Peut-être qu'ils ont considéré que parmi tous ces rois et empereurs, notre César était peut-être un peu dictateur sur les bords et donc ne méritait pas de se voir mis au même titre que les trois autres. Alors regardons maintenant les dames. Concernant les dames, eh bien, ce qui nous frappe le plus, c'est la dame de Pique. Pourquoi ?
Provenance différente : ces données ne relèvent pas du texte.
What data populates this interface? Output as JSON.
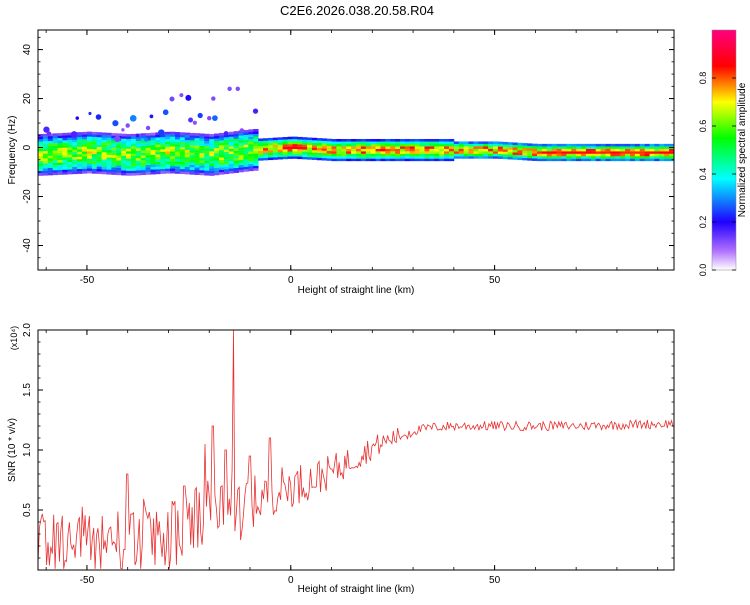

Parce qu'elle aussi, elle a la tête de travers. C'est la seule qui ne regarde pas en face. Pourquoi la dame ne regarde pas en face ? Alors je vous rappelle, la dame de Pique, c'est Pallas.

Or Pallas, c'est l'équivalent d'Athéna, dont l'emblème est la chouette qui est un oiseau nocturne. Mais c'est aussi la dame équivalente à Isis. Or je ne sais pas si vous êtes en Égypte, vous avez dû voir qu'Isis est toujours représentée avec les cornes du taureau et la lune au beau milieu. Donc en fait, Pallas, Athéna, Isis est liée à la lune avec tout le symbolisme qui s'y rattache.

Et c'est pour ça, comme la lune est à côté par rapport au soleil et considérée comme, on va mettre Yin, par rapport au Yang du soleil, nous malheureusement on dit négatif par rapport au positif. C'est pour ça que le Pique a souvent été considéré comme négatif à cause de ce côté lunaire de Pallas.